In A Tale of Two Cities, why is the farmer called "Death"?
Your question refers of course to Chapter 1 in Book the First of this excellent novel. Consider the following quote that introduces us to the "Farmer, Death" and the "Woodman, Fate":
It is likely enough that, rooted in the woods of France and Norway, there were growing trees, when that sufferer was put to death, already marked by the woodman, Fate, to come down and be sawn into boards, to make a certain movable framework with a sack and a knife in it, terrible in history. It is likely enough that in the rough outhouses of some tillers of the heavy lands adjacent to Paris, there were sheltered from the weather that very day, rude carts, bespattered with rustic mire, snuffed about by pigs, and roosted in by poultry, which the Farmer, Death, had already set apart to be his tumbrils of the Revolution.

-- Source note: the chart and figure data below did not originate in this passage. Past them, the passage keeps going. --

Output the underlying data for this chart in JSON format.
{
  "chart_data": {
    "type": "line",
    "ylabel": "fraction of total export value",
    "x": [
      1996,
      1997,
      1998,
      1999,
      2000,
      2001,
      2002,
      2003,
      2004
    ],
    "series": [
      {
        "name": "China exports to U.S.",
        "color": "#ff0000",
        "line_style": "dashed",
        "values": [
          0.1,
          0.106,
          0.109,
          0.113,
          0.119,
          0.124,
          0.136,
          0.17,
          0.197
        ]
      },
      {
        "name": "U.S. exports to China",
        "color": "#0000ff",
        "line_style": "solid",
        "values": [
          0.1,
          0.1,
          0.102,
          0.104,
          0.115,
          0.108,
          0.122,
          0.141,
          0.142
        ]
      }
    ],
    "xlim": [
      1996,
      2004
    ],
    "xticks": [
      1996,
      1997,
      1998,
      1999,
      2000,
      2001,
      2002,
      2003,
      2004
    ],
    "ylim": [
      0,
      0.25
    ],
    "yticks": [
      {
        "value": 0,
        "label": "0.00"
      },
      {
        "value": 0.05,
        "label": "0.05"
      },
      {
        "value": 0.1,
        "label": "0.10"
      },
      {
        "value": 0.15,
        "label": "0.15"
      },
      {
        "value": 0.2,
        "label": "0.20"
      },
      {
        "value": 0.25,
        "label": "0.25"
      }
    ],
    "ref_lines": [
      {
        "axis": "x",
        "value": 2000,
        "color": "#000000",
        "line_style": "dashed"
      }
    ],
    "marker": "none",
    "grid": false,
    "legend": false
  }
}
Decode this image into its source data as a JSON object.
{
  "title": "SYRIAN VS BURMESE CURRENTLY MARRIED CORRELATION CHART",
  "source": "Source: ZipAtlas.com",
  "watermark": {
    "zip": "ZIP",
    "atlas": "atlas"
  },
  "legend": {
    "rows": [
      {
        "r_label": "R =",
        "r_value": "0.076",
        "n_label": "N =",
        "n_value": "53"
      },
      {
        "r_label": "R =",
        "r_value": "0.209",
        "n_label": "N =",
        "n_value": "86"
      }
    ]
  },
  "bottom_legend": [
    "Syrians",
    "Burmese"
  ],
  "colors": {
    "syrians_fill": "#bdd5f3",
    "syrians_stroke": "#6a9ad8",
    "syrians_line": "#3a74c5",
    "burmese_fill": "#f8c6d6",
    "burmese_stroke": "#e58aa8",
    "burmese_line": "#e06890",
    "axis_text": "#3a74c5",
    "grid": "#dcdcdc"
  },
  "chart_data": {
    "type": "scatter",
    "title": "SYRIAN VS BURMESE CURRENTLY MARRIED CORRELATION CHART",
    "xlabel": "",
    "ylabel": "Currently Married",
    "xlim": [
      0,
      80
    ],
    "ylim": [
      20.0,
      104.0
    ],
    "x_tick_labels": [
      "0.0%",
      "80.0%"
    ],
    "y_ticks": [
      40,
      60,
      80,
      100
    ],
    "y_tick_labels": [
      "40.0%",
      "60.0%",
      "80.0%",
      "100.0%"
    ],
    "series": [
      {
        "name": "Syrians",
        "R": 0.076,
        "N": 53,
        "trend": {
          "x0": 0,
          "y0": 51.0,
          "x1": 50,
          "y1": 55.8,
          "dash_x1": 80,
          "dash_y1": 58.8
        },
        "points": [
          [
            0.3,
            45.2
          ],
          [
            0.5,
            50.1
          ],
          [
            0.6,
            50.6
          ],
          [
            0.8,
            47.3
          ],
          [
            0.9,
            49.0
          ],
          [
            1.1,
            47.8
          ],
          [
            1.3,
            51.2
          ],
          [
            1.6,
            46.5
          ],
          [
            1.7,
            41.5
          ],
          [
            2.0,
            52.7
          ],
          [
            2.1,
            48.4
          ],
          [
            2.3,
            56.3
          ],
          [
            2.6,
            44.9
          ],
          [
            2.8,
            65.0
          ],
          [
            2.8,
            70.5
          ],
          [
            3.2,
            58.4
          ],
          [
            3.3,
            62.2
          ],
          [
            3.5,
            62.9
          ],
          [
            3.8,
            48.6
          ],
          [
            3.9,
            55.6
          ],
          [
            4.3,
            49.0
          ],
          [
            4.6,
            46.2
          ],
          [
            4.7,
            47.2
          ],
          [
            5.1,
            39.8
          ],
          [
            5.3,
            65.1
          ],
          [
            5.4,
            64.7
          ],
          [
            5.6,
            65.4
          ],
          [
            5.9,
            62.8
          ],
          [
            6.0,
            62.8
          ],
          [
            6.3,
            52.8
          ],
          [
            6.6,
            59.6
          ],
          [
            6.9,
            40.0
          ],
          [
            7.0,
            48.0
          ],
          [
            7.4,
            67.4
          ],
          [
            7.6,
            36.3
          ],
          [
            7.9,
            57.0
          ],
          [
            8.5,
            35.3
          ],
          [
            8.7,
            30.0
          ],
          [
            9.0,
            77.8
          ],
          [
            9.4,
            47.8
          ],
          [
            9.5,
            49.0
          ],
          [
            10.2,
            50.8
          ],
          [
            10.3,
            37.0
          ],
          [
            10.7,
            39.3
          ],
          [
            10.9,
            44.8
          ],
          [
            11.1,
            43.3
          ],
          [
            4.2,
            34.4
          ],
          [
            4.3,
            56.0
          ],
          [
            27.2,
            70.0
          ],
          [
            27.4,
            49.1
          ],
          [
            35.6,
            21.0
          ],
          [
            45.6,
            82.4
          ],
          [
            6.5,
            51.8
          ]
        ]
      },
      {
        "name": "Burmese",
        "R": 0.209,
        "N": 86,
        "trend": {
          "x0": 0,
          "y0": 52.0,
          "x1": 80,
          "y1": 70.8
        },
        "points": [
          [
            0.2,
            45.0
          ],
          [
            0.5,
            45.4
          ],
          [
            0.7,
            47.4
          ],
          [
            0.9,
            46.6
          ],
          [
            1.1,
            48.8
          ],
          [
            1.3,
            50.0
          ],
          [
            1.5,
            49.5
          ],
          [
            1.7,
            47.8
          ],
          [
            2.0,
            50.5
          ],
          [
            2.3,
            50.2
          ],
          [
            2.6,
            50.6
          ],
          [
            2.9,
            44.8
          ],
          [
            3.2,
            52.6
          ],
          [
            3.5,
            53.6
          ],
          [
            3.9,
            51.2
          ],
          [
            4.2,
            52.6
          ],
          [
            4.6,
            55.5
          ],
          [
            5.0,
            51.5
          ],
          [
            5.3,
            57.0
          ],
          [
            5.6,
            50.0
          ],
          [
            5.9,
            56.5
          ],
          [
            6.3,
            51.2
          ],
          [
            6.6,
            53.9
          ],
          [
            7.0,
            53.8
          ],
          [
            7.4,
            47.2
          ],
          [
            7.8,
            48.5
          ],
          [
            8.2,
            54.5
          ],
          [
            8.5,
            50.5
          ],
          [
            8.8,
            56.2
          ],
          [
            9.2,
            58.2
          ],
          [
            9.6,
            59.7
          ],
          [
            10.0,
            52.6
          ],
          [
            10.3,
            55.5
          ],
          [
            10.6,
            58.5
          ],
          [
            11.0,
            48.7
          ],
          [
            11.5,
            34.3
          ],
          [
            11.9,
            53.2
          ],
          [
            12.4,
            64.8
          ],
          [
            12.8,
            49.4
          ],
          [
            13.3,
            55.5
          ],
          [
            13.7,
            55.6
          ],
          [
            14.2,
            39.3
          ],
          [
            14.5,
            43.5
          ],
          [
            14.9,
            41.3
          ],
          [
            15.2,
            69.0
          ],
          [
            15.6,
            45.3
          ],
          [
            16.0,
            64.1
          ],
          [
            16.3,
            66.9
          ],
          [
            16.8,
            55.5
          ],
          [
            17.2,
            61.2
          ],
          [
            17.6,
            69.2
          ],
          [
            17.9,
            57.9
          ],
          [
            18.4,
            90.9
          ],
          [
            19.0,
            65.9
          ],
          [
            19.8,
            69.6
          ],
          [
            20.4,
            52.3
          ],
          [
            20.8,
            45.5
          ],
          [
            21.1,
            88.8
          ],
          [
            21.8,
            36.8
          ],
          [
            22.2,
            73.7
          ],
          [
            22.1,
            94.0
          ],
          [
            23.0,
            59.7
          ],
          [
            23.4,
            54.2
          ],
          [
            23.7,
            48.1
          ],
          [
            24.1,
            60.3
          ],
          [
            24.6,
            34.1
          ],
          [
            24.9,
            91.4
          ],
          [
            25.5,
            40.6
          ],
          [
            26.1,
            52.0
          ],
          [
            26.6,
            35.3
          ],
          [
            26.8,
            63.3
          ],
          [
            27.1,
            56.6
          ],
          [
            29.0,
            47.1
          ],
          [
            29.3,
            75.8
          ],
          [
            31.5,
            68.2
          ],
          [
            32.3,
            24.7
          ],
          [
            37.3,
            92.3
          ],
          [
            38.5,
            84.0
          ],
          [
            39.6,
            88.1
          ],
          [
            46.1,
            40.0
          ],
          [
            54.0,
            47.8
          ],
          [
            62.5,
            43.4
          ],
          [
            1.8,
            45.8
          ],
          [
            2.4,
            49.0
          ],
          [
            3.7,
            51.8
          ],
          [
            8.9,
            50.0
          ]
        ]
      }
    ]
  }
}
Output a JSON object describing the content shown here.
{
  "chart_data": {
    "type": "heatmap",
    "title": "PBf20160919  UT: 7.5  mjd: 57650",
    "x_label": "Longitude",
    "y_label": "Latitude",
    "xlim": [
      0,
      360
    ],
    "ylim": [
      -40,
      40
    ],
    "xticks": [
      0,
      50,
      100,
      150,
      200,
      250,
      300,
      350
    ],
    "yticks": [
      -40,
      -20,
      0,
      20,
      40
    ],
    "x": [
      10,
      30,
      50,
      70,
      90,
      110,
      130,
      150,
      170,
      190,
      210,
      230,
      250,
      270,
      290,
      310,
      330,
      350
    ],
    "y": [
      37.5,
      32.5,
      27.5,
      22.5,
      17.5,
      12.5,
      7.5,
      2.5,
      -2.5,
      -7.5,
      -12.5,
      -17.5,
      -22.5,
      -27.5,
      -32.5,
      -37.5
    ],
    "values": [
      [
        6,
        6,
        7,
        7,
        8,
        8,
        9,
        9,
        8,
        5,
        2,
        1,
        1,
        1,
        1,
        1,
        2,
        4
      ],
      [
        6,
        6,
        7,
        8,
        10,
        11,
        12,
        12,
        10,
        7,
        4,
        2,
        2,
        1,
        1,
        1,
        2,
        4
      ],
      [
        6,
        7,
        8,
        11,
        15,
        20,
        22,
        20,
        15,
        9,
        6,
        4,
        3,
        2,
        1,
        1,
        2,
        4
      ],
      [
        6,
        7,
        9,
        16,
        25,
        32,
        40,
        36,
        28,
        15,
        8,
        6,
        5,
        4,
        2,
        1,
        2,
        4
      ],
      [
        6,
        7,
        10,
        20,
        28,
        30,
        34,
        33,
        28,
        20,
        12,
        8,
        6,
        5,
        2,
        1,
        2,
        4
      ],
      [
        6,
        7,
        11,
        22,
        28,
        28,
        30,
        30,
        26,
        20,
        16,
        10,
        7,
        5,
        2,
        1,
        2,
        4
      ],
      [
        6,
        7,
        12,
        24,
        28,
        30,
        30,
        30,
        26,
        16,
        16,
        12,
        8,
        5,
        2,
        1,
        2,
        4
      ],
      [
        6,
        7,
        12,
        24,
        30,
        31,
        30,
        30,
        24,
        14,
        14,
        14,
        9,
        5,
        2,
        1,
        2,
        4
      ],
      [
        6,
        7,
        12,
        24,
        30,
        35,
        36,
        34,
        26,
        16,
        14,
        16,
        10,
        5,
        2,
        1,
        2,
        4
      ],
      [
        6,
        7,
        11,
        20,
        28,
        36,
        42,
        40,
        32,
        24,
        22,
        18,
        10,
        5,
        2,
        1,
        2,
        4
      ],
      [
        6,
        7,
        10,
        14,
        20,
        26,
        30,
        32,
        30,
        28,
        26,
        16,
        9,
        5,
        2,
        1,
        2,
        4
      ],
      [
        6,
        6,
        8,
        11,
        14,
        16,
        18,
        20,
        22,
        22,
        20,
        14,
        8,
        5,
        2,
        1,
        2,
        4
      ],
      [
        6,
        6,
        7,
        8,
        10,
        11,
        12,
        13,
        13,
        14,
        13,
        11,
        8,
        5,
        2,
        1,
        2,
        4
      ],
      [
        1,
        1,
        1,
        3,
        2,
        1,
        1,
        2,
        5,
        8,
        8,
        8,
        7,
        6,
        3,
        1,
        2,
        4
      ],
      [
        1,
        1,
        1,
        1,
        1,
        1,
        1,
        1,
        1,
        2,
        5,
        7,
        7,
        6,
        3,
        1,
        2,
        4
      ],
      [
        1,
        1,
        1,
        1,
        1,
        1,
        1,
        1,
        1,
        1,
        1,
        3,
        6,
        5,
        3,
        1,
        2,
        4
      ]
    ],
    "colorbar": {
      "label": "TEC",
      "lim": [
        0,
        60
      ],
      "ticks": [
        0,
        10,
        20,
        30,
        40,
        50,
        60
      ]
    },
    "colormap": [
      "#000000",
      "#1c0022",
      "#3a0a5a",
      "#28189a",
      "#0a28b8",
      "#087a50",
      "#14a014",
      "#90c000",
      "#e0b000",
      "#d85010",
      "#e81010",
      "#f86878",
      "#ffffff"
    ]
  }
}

Here, Dickens is personifying the forces of Death and Fate, so prevalent in the novel and in the period in which the novel is set, as a Farmer and a Woodman, who are going about there work "unceasingly" and "silently". Dickens is thus foreshadowing the role of Death and Fate in the novel by introducing them in this personified fashion before the novel begins, linking Fate to the construction of the "movable framework" (the guillotine) and Death with the setting apart of the "tumbrils", the carts that were used to transport the nobility and other prisoners to their execution at the hands of Madame La Guillotine.